OCR Job on Docket Entry No. 383. A legal technicality as to whether the law permits supervised release at all, when a convicted defendant does not serve time in prison.

I'd go with the plain reading of the law. Supervised release is out of the question, and since probation wasn't imposed to begin with, probation is out of the question too.

I doubt this was a planned artifact of the clemecy order. Just one of those things.

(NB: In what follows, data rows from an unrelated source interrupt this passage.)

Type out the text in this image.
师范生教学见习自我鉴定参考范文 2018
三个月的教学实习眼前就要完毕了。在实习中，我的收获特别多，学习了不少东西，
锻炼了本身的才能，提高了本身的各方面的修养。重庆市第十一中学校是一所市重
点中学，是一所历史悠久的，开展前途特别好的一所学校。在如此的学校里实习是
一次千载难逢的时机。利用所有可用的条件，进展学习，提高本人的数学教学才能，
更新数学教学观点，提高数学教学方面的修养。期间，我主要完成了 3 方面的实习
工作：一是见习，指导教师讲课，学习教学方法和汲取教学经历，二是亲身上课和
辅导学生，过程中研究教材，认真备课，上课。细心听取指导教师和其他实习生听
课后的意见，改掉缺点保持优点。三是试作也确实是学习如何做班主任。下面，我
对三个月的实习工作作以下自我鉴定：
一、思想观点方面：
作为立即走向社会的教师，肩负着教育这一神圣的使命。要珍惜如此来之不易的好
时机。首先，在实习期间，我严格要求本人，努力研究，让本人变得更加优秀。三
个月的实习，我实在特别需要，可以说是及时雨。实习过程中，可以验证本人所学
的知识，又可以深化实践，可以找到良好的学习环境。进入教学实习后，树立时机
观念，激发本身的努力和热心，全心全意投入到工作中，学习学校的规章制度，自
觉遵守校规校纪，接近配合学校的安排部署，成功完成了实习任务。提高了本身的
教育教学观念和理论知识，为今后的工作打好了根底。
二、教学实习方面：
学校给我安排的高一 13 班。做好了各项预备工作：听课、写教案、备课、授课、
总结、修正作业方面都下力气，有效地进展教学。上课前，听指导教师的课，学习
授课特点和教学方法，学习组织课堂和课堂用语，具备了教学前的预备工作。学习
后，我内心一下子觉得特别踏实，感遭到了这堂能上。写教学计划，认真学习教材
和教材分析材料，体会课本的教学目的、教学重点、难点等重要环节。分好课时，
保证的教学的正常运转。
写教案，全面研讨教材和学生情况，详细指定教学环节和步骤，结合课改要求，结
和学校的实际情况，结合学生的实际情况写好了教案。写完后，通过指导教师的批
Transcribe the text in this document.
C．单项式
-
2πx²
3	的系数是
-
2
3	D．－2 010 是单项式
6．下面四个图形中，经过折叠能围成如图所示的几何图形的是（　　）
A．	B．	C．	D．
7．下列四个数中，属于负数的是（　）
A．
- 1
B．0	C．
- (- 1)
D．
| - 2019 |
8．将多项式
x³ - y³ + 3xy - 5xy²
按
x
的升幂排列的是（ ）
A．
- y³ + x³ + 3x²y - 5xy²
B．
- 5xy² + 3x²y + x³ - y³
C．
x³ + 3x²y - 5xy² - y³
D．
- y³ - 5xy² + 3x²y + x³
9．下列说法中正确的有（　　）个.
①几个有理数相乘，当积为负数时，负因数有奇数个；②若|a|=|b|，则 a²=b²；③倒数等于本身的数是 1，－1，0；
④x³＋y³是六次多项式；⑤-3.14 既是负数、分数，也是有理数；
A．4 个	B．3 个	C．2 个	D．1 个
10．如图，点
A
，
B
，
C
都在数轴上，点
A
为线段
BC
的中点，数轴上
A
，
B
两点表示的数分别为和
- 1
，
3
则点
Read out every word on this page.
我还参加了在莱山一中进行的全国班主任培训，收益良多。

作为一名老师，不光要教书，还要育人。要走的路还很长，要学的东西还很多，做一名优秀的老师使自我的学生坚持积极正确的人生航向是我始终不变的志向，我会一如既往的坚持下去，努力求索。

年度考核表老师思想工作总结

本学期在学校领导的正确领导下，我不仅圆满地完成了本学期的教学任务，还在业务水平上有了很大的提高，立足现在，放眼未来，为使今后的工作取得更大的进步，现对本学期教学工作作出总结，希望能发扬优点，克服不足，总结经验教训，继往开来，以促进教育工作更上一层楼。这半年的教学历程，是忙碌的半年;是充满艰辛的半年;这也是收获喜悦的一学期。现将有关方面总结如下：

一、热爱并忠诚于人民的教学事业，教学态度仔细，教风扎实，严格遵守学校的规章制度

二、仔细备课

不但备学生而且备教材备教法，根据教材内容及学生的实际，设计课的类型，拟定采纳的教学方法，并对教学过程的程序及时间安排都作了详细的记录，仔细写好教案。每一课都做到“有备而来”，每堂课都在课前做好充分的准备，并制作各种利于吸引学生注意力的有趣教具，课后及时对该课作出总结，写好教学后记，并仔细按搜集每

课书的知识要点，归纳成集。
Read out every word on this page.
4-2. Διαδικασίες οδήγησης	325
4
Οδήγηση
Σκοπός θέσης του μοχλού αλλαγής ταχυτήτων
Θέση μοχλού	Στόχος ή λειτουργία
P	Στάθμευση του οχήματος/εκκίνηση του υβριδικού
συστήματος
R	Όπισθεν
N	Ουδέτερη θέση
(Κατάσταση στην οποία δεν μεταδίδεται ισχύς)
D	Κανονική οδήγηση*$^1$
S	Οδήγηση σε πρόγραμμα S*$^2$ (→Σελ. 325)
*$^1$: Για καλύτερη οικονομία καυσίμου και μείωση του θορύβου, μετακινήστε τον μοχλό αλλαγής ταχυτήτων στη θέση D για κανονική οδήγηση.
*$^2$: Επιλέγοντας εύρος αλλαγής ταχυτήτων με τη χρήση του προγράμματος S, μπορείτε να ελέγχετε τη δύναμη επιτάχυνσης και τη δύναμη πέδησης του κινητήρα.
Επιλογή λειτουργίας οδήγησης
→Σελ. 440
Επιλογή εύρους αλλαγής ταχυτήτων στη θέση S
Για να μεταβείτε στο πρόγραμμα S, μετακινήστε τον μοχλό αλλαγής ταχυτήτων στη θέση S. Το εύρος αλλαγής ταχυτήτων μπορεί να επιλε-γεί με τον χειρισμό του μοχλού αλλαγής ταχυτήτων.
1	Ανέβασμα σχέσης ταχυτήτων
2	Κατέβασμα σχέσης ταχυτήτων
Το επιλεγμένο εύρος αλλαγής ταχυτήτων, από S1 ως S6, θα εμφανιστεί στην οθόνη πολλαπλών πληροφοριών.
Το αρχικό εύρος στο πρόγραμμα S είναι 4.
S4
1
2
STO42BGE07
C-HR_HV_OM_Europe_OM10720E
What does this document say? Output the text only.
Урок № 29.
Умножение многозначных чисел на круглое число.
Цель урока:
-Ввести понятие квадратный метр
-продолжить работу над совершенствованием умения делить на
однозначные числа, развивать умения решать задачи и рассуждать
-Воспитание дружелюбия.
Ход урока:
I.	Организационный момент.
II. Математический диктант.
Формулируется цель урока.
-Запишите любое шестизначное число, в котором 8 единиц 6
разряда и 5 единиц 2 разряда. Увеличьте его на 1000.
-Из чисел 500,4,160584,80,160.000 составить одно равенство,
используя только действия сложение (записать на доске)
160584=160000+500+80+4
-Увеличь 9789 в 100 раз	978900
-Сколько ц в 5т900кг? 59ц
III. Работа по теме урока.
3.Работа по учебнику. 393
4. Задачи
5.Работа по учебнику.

                                             ORDER

     On June 5, 2007, the defendant was sentenced to a term of thirty months in prison and
two years of supervised release as a result of his March 6, 2007 conviction on four counts of
perjury, obstruction of justice, and making false statements to federal investigators. Judgment at
3-4; see 18 U.S.C. Sec. 3583(a)(2000) (stating that "[t]he court, in imposing a sentence to a term of
imprisonment for a felony or a misdemeanor, may include as a part of the sentence a requirement
that the defendant be placed on a term of supervised release after imprisonment").  In addition,
the Court imposed a fine of $250,000 and a special assessment of $400 on the defendant.
Judgment at 6.

    On Ju1y 2, 2007, the President of the United States commuted the term of incarceration
imposed upon the defendant by the Court, "leaving intact and in effect the two-year term of
supervised release, with all its conditions, and all other components of the sentence." Grant of
Executive Clemency at 1.  It has been brought to the Court's attention that the United States
Probation Office for the District Court of the District of Columbia intends to contact the
defendant imminently to require him to begin his term of supervised release.  Strictly construed,
the statute authorizing the imposition of supervised release indicates that such release should



occur only after the defendant has already served a term of imprisonment. 18 U.S.C.Sec. 3583(a)
(stating that the defendant "[may] be placed on a term of supervised release after imprisonment")
(emphasis added).  That is, despite the President's direction that the defendant's prison sentence
be commuted and his term of supervised release remain intact, see Grant of Executive Clemency
at 1, Sec. 3583 does not appear to contemplate a situation in which a defendant may be placed under
supervised release without first completing a term of incarceration.  It is therefore unclear how Sec.
3583 should be interpreted in unusual circumstances such as these, and the Court seeks the
parties' positions as to whether the defendant should be required to report to the Probation Office
immediately, whether he should be allowed to remain free of supervision until some later, more
appropriate time, or, indeed, whether the plain meaning of Sec. 3583 precludes the application of a
term of supervised release altogether now that the prison sentence has been commuted.

Accordingly, it is hereby

ORDERED that the parties shall, by July 9, 2007, submit to the Court their respective
positions regarding the application of Sec. 3583 in light of the President's commutation of the
defendant's prison sentence. 1

SO ORDERED this 3rd day of July, 2007.

---
1 If either party believes that it would be helpful to solicit clarification from the White 
House regarding the President's position on the proper interpretation of Sec. 3583 in light of his 
Grant of Executive Clemency, they are encouraged to do so.